Mengenai kata majemuk dengan reduplikasi berubah bunyi, ada ahli bahsa yang
mengatakan bahwa kata cantik molek, basah kuyup, tua renta,dan hancur luluh juga lazim
dibahas dalam reduplikasi berubah bunyi. Sementara di atas telah dijelaskan bahwa
perubahan bunyi yang dimakksud adalah pengulangan bentuk dasar pertama secara utuh yang
mengalami perubahan bunyi vokal maupun konsonan. Lantas, apakah pada kata cantik
molek, basah kuyup, tua renta dan hancur luluh bentuk keduanya merupakan pengulangan
bentuk pertama? Tentu bukan. Kata molek, kuyup, renta, dan luluh bukan pengulangan dari
bentuk cantik, basah, tua dan hancur, sehingga cantik molek, basah kuyup, tua renta, dan
hancur luluh tidak bisa dikategorikan sebagai kata ulang atau reduplikasi berubah bunyi, kata
itu merupakan golongan kata majemuk.

9
BAB III

PENUTUP

3.1 Kesimpulan

Pemajemukan merupakan proses pembentukan kata dengan cara menggabungkan


bentuk dasar yang satu dengan bentuk dasar yang lain sehingga menghasilkan kata majemuk
dengan makna baru yang menyimpang dari makna konvensionalnya. Memiliki ciri umum dan
khusus. Ciri umum, berupa polimorfemik dan menimbulkan makna gramatikal. Sementara
ciri khususnya ialah (1) menimbulakan makna baru, (2) hubungan antarunsur sangat padu,
dan (3) strukturnya tetap. Kata majemuk dapat diberi afiks, khususnya prefiks dan konfiks.
Dan kata majemuk berbeda dengan frasa dan idiom, juga tidak bisa dianggap sebagai
reduplikasi berubah bunyi.

3.2 Saran

Hampir terjadi kesamaan bentuk antara kata majemuk, frasa, idiom, dan reduplikasi
berubah bunyi.
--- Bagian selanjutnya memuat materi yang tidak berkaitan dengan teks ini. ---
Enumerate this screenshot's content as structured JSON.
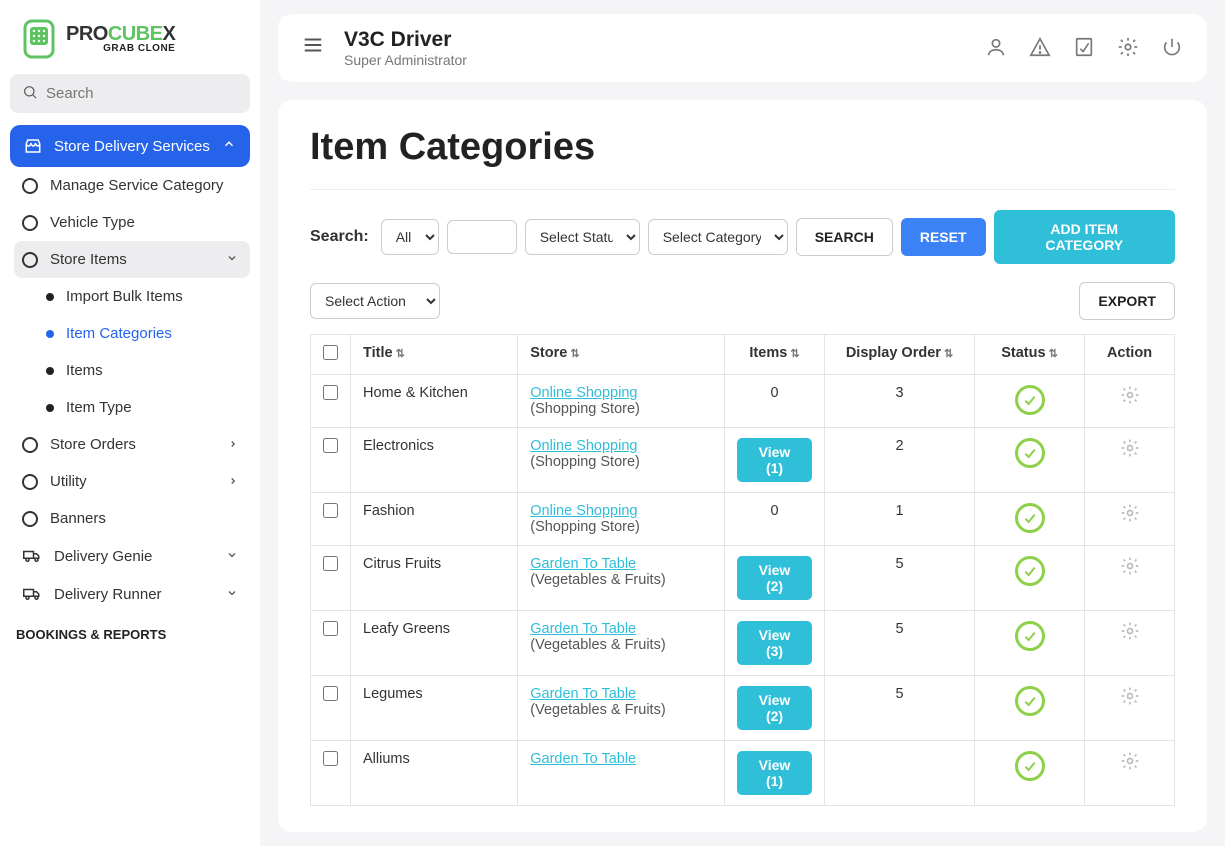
{
  "logo": {
    "main_pre": "PRO",
    "main_mid": "CUBE",
    "main_suf": "X",
    "sub": "GRAB CLONE"
  },
  "search": {
    "placeholder": "Search"
  },
  "sidebar": {
    "active": "Store Delivery Services",
    "items": [
      {
        "label": "Manage Service Category"
      },
      {
        "label": "Vehicle Type"
      },
      {
        "label": "Store Items",
        "group": true,
        "children": [
          {
            "label": "Import Bulk Items"
          },
          {
            "label": "Item Categories",
            "selected": true
          },
          {
            "label": "Items"
          },
          {
            "label": "Item Type"
          }
        ]
      },
      {
        "label": "Store Orders",
        "expandable": true
      },
      {
        "label": "Utility",
        "expandable": true
      },
      {
        "label": "Banners"
      },
      {
        "label": "Delivery Genie",
        "expandable": true,
        "icon": "truck"
      },
      {
        "label": "Delivery Runner",
        "expandable": true,
        "icon": "truck"
      }
    ],
    "section": "BOOKINGS & REPORTS"
  },
  "header": {
    "title": "V3C Driver",
    "role": "Super Administrator"
  },
  "page": {
    "title": "Item Categories"
  },
  "filters": {
    "search_label": "Search:",
    "all_options": [
      "All"
    ],
    "status_options": [
      "Select Status"
    ],
    "category_options": [
      "Select Category"
    ],
    "search_btn": "SEARCH",
    "reset_btn": "RESET",
    "add_btn": "ADD ITEM CATEGORY",
    "action_options": [
      "Select Action"
    ],
    "export_btn": "EXPORT"
  },
  "table": {
    "headers": {
      "title": "Title",
      "store": "Store",
      "items": "Items",
      "order": "Display Order",
      "status": "Status",
      "action": "Action"
    },
    "rows": [
      {
        "title": "Home & Kitchen",
        "store_link": "Online Shopping",
        "store_sub": "(Shopping Store)",
        "items_text": "0",
        "items_is_badge": false,
        "order": "3"
      },
      {
        "title": "Electronics",
        "store_link": "Online Shopping",
        "store_sub": "(Shopping Store)",
        "items_text": "View (1)",
        "items_is_badge": true,
        "order": "2"
      },
      {
        "title": "Fashion",
        "store_link": "Online Shopping",
        "store_sub": "(Shopping Store)",
        "items_text": "0",
        "items_is_badge": false,
        "order": "1"
      },
      {
        "title": "Citrus Fruits",
        "store_link": "Garden To Table",
        "store_sub": "(Vegetables & Fruits)",
        "items_text": "View (2)",
        "items_is_badge": true,
        "order": "5"
      },
      {
        "title": "Leafy Greens",
        "store_link": "Garden To Table",
        "store_sub": "(Vegetables & Fruits)",
        "items_text": "View (3)",
        "items_is_badge": true,
        "order": "5"
      },
      {
        "title": "Legumes",
        "store_link": "Garden To Table",
        "store_sub": "(Vegetables & Fruits)",
        "items_text": "View (2)",
        "items_is_badge": true,
        "order": "5"
      },
      {
        "title": "Alliums",
        "store_link": "Garden To Table",
        "store_sub": "",
        "items_text": "View (1)",
        "items_is_badge": true,
        "order": ""
      }
    ]
  }
}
Bagi orang awam yang sedikit pengetahuannya tentang kebahasaan,
khususnya tentang pemajemukan mungkin sekilas menganggap sama, padahal terdapat
perbedaan di antara bentuk-bentuk tersebut. Oleh karena itu makalah ini membahas tentang
hal tersebut. Semoga penyajian ini dapat memberikan sedikit gambaran untuk dapat
membedakannya. Perlu adanya upaya untuk lebih memahami dengan membaca berbagai
sumber dan literatur yang terpercaya. Dan hal tersebut menjadi tugas utama pengamat bahasa
serta mahasiswa jurusan bahasa dan sastra Indonesia untuk meluruskannya.